Coloquei Um Retrovisor no Meu Caminho

 

Autor: Ecilda Pessoa de Lima.  

O que valeu a pena está destinado à eternidade. Quando fiz o Caminho de Santiago de Compostela em 2005, percebi que é raro olharmos para trás. De fato, notei que em nenhum momento tinha parado para olhar o que já havia percorrido.

Estava indo para Hontanas, envolvida pela beleza e energia do Caminho, quando deslumbrei uma parte que eu ainda iria percorrer. Marquei o ponto mais alto da estrada, e decidi que ao chegar lá iria olhar para trás.

Eu estava olhando o caminho ainda a progredir.

Lá em cima, parei e fiz como havia pensado, olhei para o Caminho já percorrido e me surpreendi com tanta beleza.

Percebi que vinha outro peregrino, e esperei que ele chegasse, para tirar uma foto minha olhando o caminho que eu havia acabado de percorrer.

Enquanto eu esperava para tirar essa foto, pude colocar um retrovisor na minha vida. Há muitas coisas maravilhosas para lembrar: cenários, lugares, alguns paradisíacos, outros curiosos, viagens, eventos que marcaram o tempo da minha vida, encontros com pessoas notáveis. Olhando pelo retrovisor, eu encontrei pedaços do meu corpo, e encontrei a alegria. Observo atentamente, e vejo coisas pequenas, que nem sempre foram notadas por outras pessoas, coisas que me deixam realizada e feliz, como:

– Ter bons amigos e amigas.

– De ter saúde para aproveitar o tempo livre.

– Ter boas pessoas que me ajudam e assessoram, como um bom porteiro que me entrega a correspondência certa, sem amassar, e uma ótima empregada que nunca falta e deixa tudo no lugar.

– Uma boa lavanderia, que não mancha minhas roupas.

– Ir a um posto de gasolina, ser bem atendida e servida sempre com um café expresso sem pedir.

– Ficar sem gasolina ou ter um pneu furado, mas ter sempre a ajuda de alguém que aproveita e leva a calota para dar uma “arrumadinha”. E nunca ter sido vítima de motoqueiros.

– Conversar com o espelho sem me preocupar com o tempo.

– Fazer as unhas nas terças-feiras e passar a semana com as mãos bonitas.

– De vez em quando usar baton vermelho e um jeans justinho, que marque bem o corpo.

– Uma vitrine cheia de sapatos lindos.

– Celulites discretas e cremes abençoados.

– Acordar as 5 horas e ir para a academia, e ainda ter vizinhos tolerantes que não se incomodam com o barulho do liquidificador a essa hora.
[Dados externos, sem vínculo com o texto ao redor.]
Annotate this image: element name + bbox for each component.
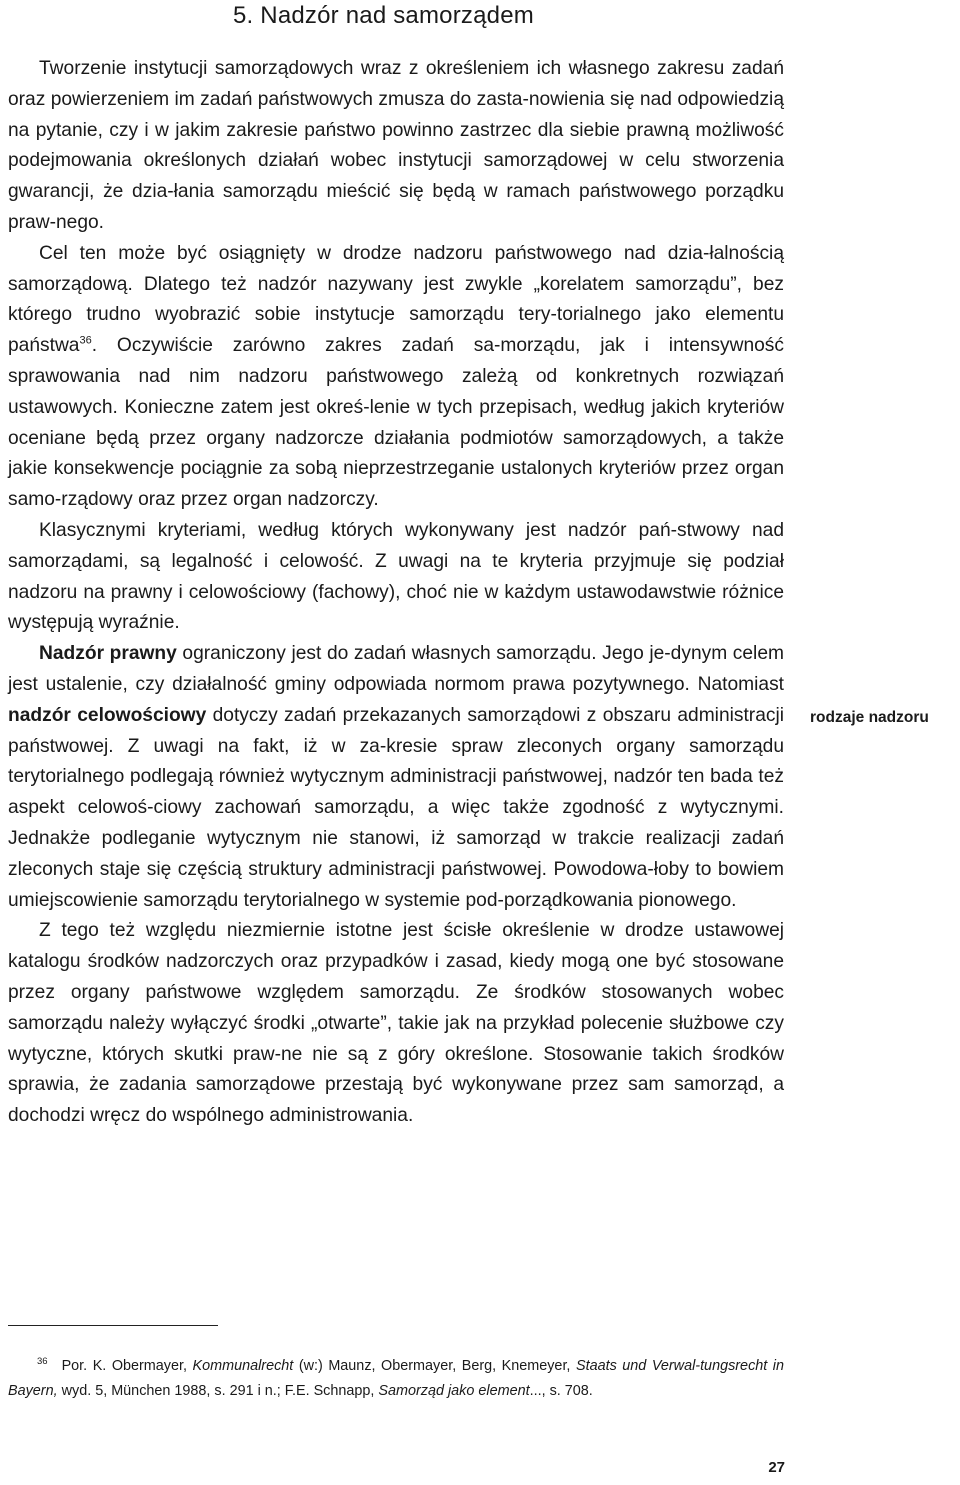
margin-note: rodzaje nadzoru bbox=[810, 709, 929, 726]
footnote-italic: Samorząd jako element bbox=[378, 1383, 530, 1399]
paragraph-text: ograniczony jest do zadań własnych samorządu. Jego je-dynym celem jest ustalenie, czy działalność gminy odpowiada normom prawa pozytywnego. Natomiast bbox=[8, 643, 784, 695]
paragraph bbox=[8, 239, 784, 516]
footnote-text: wyd. 5, München 1988, s. 291 i n.; F.E. Schnapp, bbox=[57, 1383, 379, 1399]
paragraph: Z tego też względu niezmiernie istotne jest ścisłe określenie w drodze ustawowej katalogu środków nadzorczych oraz przypadków i zasad, kiedy mogą one być stosowane przez organy państwowe względem samorządu. Ze środków stosowanych wobec samorządu należy wyłączyć środki „otwarte”, takie jak na przykład polecenie służbowe czy wytyczne, których skutki praw-ne nie są z góry określone. Stosowanie takich środków sprawia, że zadania samorządowe przestają być wykonywane przez sam samorząd, a dochodzi wręcz do wspólnego administrowania. bbox=[8, 920, 784, 1127]
footnote-text: (w:) Maunz, Obermayer, Berg, Knemeyer, bbox=[293, 1358, 576, 1374]
paragraph-text: Cel ten może być osiągnięty w drodze nadzoru państwowego nad dzia-łalnością samorządową. Dlatego też nadzór nazywany jest zwykle „korelatem samorządu”, bez którego trudno wyobrazić sobie instytucje samorządu tery-torialnego jako elementu państwa bbox=[8, 242, 784, 357]
footnote-reference[interactable]: 36 bbox=[79, 334, 92, 347]
body-text bbox=[8, 54, 784, 1132]
paragraph-text: . Oczywiście zarówno zakres zadań sa-morządu, jak i intensywność sprawowania nad nim nadzoru państwowego zależą od konkretnych rozwiązań ustawowych. Konieczne zatem jest okreś-lenie w tych przepisach, według jakich kryteriów oceniane będą przez organy nadzorcze działania podmiotów samorządowych, a także jakie konsekwencje pociągnie za sobą nieprzestrzeganie ustalonych kryteriów przez organ samo-rządowy oraz przez organ nadzorczy. bbox=[8, 335, 784, 511]
footnote-divider bbox=[8, 1325, 218, 1326]
page-number: 27 bbox=[768, 1459, 785, 1476]
paragraph bbox=[8, 639, 784, 916]
footnote-italic: Kommunalrecht bbox=[192, 1358, 294, 1374]
section-heading: 5. Nadzór nad samorządem bbox=[233, 2, 534, 29]
footnote-text: Por. K. Obermayer, bbox=[61, 1358, 193, 1374]
paragraph: Klasycznymi kryteriami, według których wykonywany jest nadzór pań-stwowy nad samorządami, są legalność i celowość. Z uwagi na te kryteria przyjmuje się podział nadzoru na prawny i celowościowy (fachowy), choć nie w każdym ustawodawstwie różnice występują wyraźnie. bbox=[8, 519, 784, 634]
footnote-italic: Staats und Verwal-tungsrecht in Bayern, bbox=[8, 1358, 784, 1399]
paragraph-text: dotyczy zadań przekazanych samorządowi z obszaru administracji państwowej. Z uwagi na fakt, iż w za-kresie spraw zleconych organy samorządu terytorialnego podlegają również wytycznym administracji państwowej, nadzór ten bada też aspekt celowoś-ciowy zachowań samorządu, a więc także zgodność z wytycznymi. Jednakże podleganie wytycznym nie stanowi, iż samorząd w trakcie realizacji zadań zleconych staje się częścią struktury administracji państwowej. Powodowa-łoby to bowiem umiejscowienie samorządu terytorialnego w systemie pod-porządkowania pionowego. bbox=[8, 704, 784, 911]
bold-term: Nadzór prawny bbox=[39, 643, 177, 665]
footnote bbox=[8, 1354, 784, 1404]
paragraph: Tworzenie instytucji samorządowych wraz z określeniem ich własnego zakresu zadań oraz powierzeniem im zadań państwowych zmusza do zasta-nowienia się nad odpowiedzią na pytanie, czy i w jakim zakresie państwo powinno zastrzec dla siebie prawną możliwość podejmowania określonych działań wobec instytucji samorządowej w celu stworzenia gwarancji, że dzia-łania samorządu mieścić się będą w ramach państwowego porządku praw-nego. bbox=[8, 58, 784, 233]
footnote-number: 36 bbox=[37, 1356, 48, 1368]
footnote-text: ..., s. 708. bbox=[529, 1383, 593, 1399]
bold-term: nadzór celowościowy bbox=[8, 704, 207, 726]
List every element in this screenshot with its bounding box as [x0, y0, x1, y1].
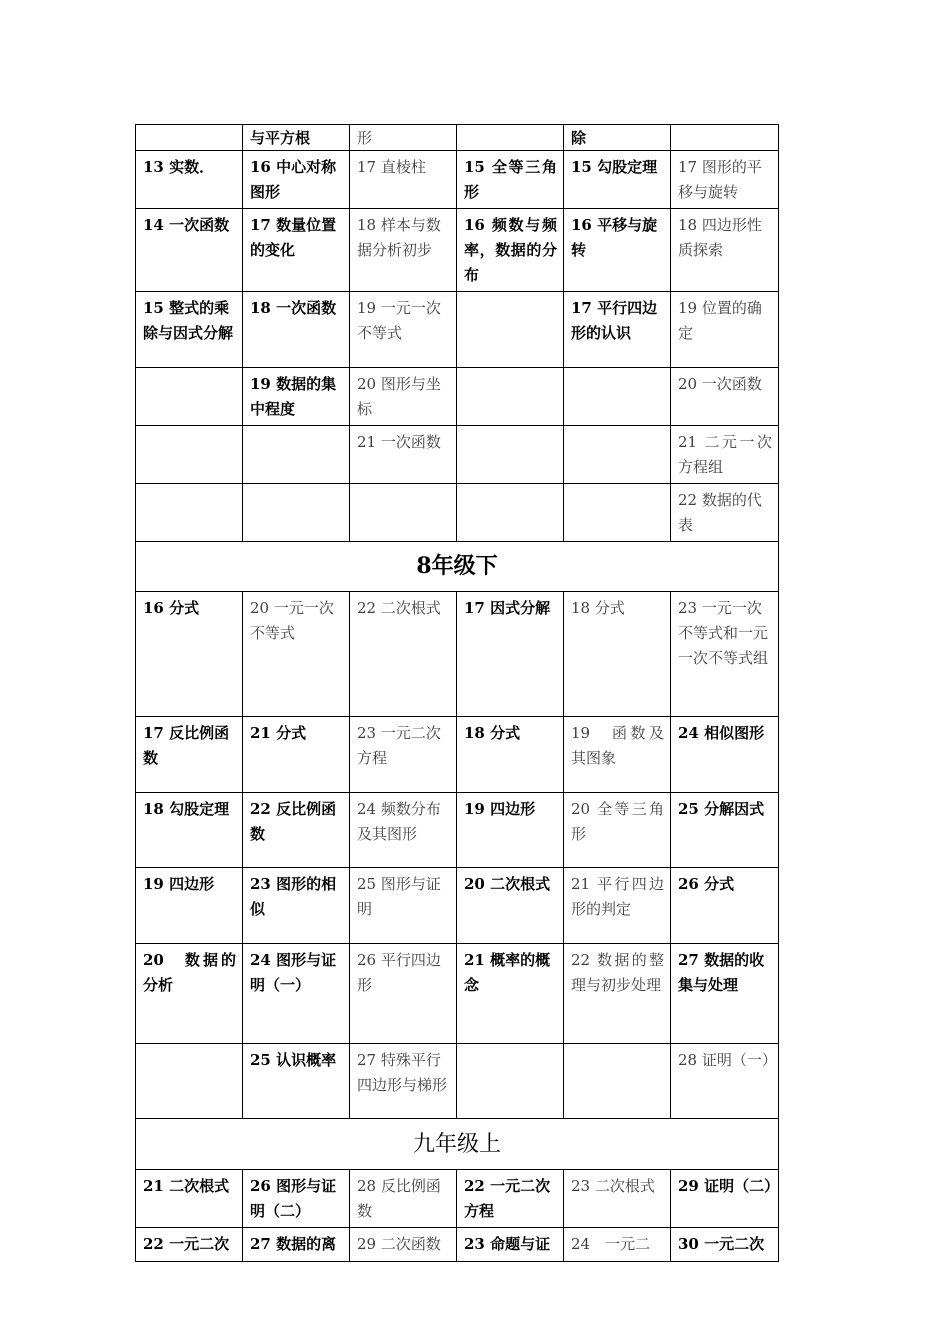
table-cell: 19 函数及其图象 [564, 717, 671, 793]
table-cell: 19 数据的集中程度 [243, 368, 350, 426]
table-cell: 18 分式 [457, 717, 564, 793]
table-row [136, 592, 779, 717]
table-row [136, 1170, 779, 1228]
table-row [136, 292, 779, 368]
table-row [136, 125, 779, 151]
table-cell: 22 一元二次 [136, 1228, 243, 1262]
table-row [136, 793, 779, 868]
table-cell: 22 数据的代表 [671, 484, 779, 542]
table-cell: 25 分解因式 [671, 793, 779, 868]
table-cell: 17 平行四边形的认识 [564, 292, 671, 368]
table-cell: 17 因式分解 [457, 592, 564, 717]
table-cell: 23 二次根式 [564, 1170, 671, 1228]
table-cell: 24 频数分布及其图形 [350, 793, 457, 868]
table-cell: 28 证明（一） [671, 1044, 779, 1119]
table-row [136, 1044, 779, 1119]
table-cell: 27 数据的收集与处理 [671, 944, 779, 1044]
table-cell [350, 484, 457, 542]
table-row [136, 484, 779, 542]
table-cell: 25 图形与证明 [350, 868, 457, 944]
table-cell: 13 实数． [136, 151, 243, 209]
table-cell: 23 一元一次不等式和一元一次不等式组 [671, 592, 779, 717]
table-cell: 15 整式的乘除与因式分解 [136, 292, 243, 368]
table-cell: 21 分式 [243, 717, 350, 793]
table-cell: 16 中心对称图形 [243, 151, 350, 209]
table-cell: 24 相似图形 [671, 717, 779, 793]
table-row [136, 426, 779, 484]
table-cell [243, 484, 350, 542]
table-cell: 20 一次函数 [671, 368, 779, 426]
table-row [136, 368, 779, 426]
table-cell [457, 1044, 564, 1119]
table-cell: 18 四边形性质探索 [671, 209, 779, 292]
table-cell [564, 1044, 671, 1119]
table-row [136, 209, 779, 292]
table-row [136, 944, 779, 1044]
table-cell [136, 1044, 243, 1119]
table-cell: 20 数据的分析 [136, 944, 243, 1044]
curriculum-table-body [136, 125, 779, 1262]
table-cell: 22 反比例函数 [243, 793, 350, 868]
table-cell [136, 426, 243, 484]
table-cell: 27 特殊平行四边形与梯形 [350, 1044, 457, 1119]
table-cell: 17 直棱柱 [350, 151, 457, 209]
table-cell [136, 368, 243, 426]
table-cell: 18 一次函数 [243, 292, 350, 368]
table-cell: 26 图形与证明（二） [243, 1170, 350, 1228]
table-cell: 22 二次根式 [350, 592, 457, 717]
table-cell [564, 368, 671, 426]
table-cell: 23 图形的相似 [243, 868, 350, 944]
table-cell: 20 一元一次不等式 [243, 592, 350, 717]
table-cell: 23 命题与证 [457, 1228, 564, 1262]
table-cell: 19 四边形 [457, 793, 564, 868]
table-cell: 16 分式 [136, 592, 243, 717]
table-cell: 20 全等三角形 [564, 793, 671, 868]
table-cell: 21 一次函数 [350, 426, 457, 484]
table-cell [136, 484, 243, 542]
table-cell: 17 图形的平移与旋转 [671, 151, 779, 209]
table-cell [457, 292, 564, 368]
table-cell: 除 [564, 125, 671, 151]
table-cell: 15 全等三角形 [457, 151, 564, 209]
curriculum-table [135, 124, 779, 1262]
table-cell: 15 勾股定理 [564, 151, 671, 209]
table-cell [243, 426, 350, 484]
table-cell [564, 426, 671, 484]
table-cell: 20 图形与坐标 [350, 368, 457, 426]
table-cell: 18 勾股定理 [136, 793, 243, 868]
section-header-row [136, 542, 779, 592]
table-cell: 17 反比例函数 [136, 717, 243, 793]
table-cell: 19 四边形 [136, 868, 243, 944]
table-cell: 21 平行四边形的判定 [564, 868, 671, 944]
table-cell: 19 位置的确定 [671, 292, 779, 368]
table-cell [671, 125, 779, 151]
table-cell: 29 证明（二） [671, 1170, 779, 1228]
table-cell: 21 二次根式 [136, 1170, 243, 1228]
table-cell: 与平方根 [243, 125, 350, 151]
table-cell: 16 频数与频率，数据的分布 [457, 209, 564, 292]
table-cell [457, 484, 564, 542]
table-cell [564, 484, 671, 542]
table-cell: 24 一元二 [564, 1228, 671, 1262]
table-cell: 30 一元二次 [671, 1228, 779, 1262]
section-title-grade9-upper: 九年级上 [136, 1119, 779, 1170]
table-cell: 23 一元二次方程 [350, 717, 457, 793]
table-cell: 28 反比例函数 [350, 1170, 457, 1228]
table-cell: 22 数据的整理与初步处理 [564, 944, 671, 1044]
table-cell: 形 [350, 125, 457, 151]
table-cell [136, 125, 243, 151]
table-cell: 26 分式 [671, 868, 779, 944]
table-cell: 19 一元一次不等式 [350, 292, 457, 368]
table-row [136, 151, 779, 209]
section-title-grade8-lower: 8年级下 [136, 542, 779, 592]
table-cell: 29 二次函数 [350, 1228, 457, 1262]
section-header-row [136, 1119, 779, 1170]
table-cell: 17 数量位置的变化 [243, 209, 350, 292]
table-row [136, 868, 779, 944]
table-cell: 21 概率的概念 [457, 944, 564, 1044]
table-row [136, 717, 779, 793]
table-cell [457, 125, 564, 151]
table-cell: 22 一元二次方程 [457, 1170, 564, 1228]
table-cell [457, 368, 564, 426]
table-cell [457, 426, 564, 484]
table-cell: 16 平移与旋转 [564, 209, 671, 292]
table-cell: 18 样本与数据分析初步 [350, 209, 457, 292]
table-cell: 27 数据的离 [243, 1228, 350, 1262]
table-cell: 26 平行四边形 [350, 944, 457, 1044]
table-cell: 18 分式 [564, 592, 671, 717]
table-row [136, 1228, 779, 1262]
table-cell: 20 二次根式 [457, 868, 564, 944]
table-cell: 24 图形与证明（一） [243, 944, 350, 1044]
table-cell: 21 二元一次方程组 [671, 426, 779, 484]
table-cell: 25 认识概率 [243, 1044, 350, 1119]
table-cell: 14 一次函数 [136, 209, 243, 292]
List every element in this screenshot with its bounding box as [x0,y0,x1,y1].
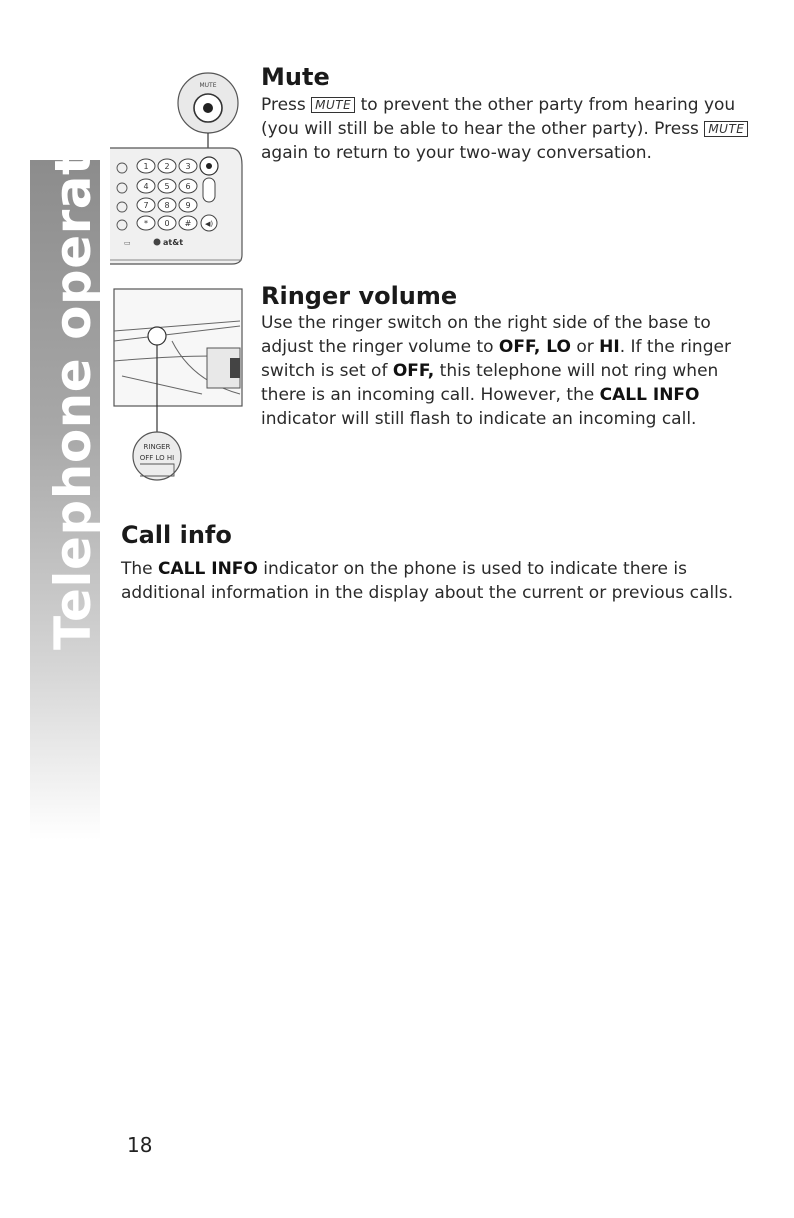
mute-paragraph: Press MUTE to prevent the other party from hearing you (you will still be able to hear the other party). Press MUTE again to return to your two-way conversation. [261,93,756,165]
ringer-volume-paragraph: Use the ringer switch on the right side of the base to adjust the ringer volume to OFF, LO or HI. If the ringer switch is set of OFF, this telephone will not ring when there is an incoming call. However, the CALL INFO indicator will still flash to indicate an incoming call. [261,313,731,429]
call-info-paragraph: The CALL INFO indicator on the phone is used to indicate there is additional information in the display about the current or previous calls. [121,559,734,603]
key-8: 8 [164,201,170,210]
section-title: Telephone operation [44,61,102,650]
key-6: 6 [185,182,191,191]
phone-keypad-illustration [110,70,245,265]
svg-text:◀): ◀) [204,220,214,228]
brand-logo: at&t [163,238,184,247]
ringer-volume-heading: Ringer volume [261,282,458,310]
mute-button-icon [203,103,213,113]
page-number: 18 [127,1133,153,1157]
key-star: * [144,219,148,228]
ringer-switch-options: OFF LO HI [139,454,175,462]
key-hash: # [184,219,192,228]
ringer-switch-label: RINGER [143,443,171,451]
mute-key-2: MUTE [704,121,748,137]
ringer-switch-illustration [112,286,247,486]
key-2: 2 [164,162,170,171]
call-info-heading: Call info [121,521,232,549]
mute-key: MUTE [311,97,355,113]
att-globe-icon [154,239,161,246]
key-5: 5 [164,182,170,191]
key-9: 9 [185,201,191,210]
svg-text:▭: ▭ [124,239,131,247]
key-4: 4 [143,182,149,191]
key-0: 0 [164,219,170,228]
key-1: 1 [143,162,149,171]
key-3: 3 [185,162,191,171]
mute-heading: Mute [261,63,330,91]
key-7: 7 [143,201,149,210]
mute-button-label: MUTE [199,82,217,89]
– Andar na praia de Jaconé das 7 às 9, tendo o sol como meu personal trainner, minhas vitaminas e a luz do meu caminhar.

– Gostar de um dia de chuva.

– Chorar um dilúvio quando tiver vontade, sem precisar explicar-se.

– A firmeza dos meus seios, que amamentaram minha filha. E a alegria de vê-la trilhar também o caminho do bem.

– Um ótimo cardiologista.
– Um oftalmologista que me ajuda a enxergar através das lentes de contato as maravilhas do mundo e me poupa o uso dos óculos.

– Poder ir a um restaurante ou lanchonete e pedir o que quiser sem medo da nutricionista, que confia em mim.

– Molhar o pão numa xícara de café com leite.

– Ouvir “Detalhes tão pequenos de nós dois”. Um bom chorinho, tango e valsa também.

– Fazer um risoto e ouvir a pergunta “por que você fez tão pouco?”

– Comprar uma revista do Mickey e ver uma história do Mancha Negra com a Madame Mim.

– Passear de mãos dadas nos Mercados Públicos das capitais do Brasil.

E no meio disso tudo eu achei tempo para virar namorada de novo, ir ao cinema, jantar fora, beijar na boca, dormir de mãos dadas, sentir um friozinho na barriga em pensar que meu amor está voltando de viagem.

Olhei pelo retrovisor e agradeço a Deus por tantas bençãos, tantas graças, tantas vitórias e tantas conquistas.
Porque a alegria só mora nas coisas simples.

E então, pude recomeçar, fascinando-me com o maravilhoso Caminho que eu ainda tinha a trilhar.

E, renovada e restaurada após olhar pelo retrovisor, pude seguir adiante.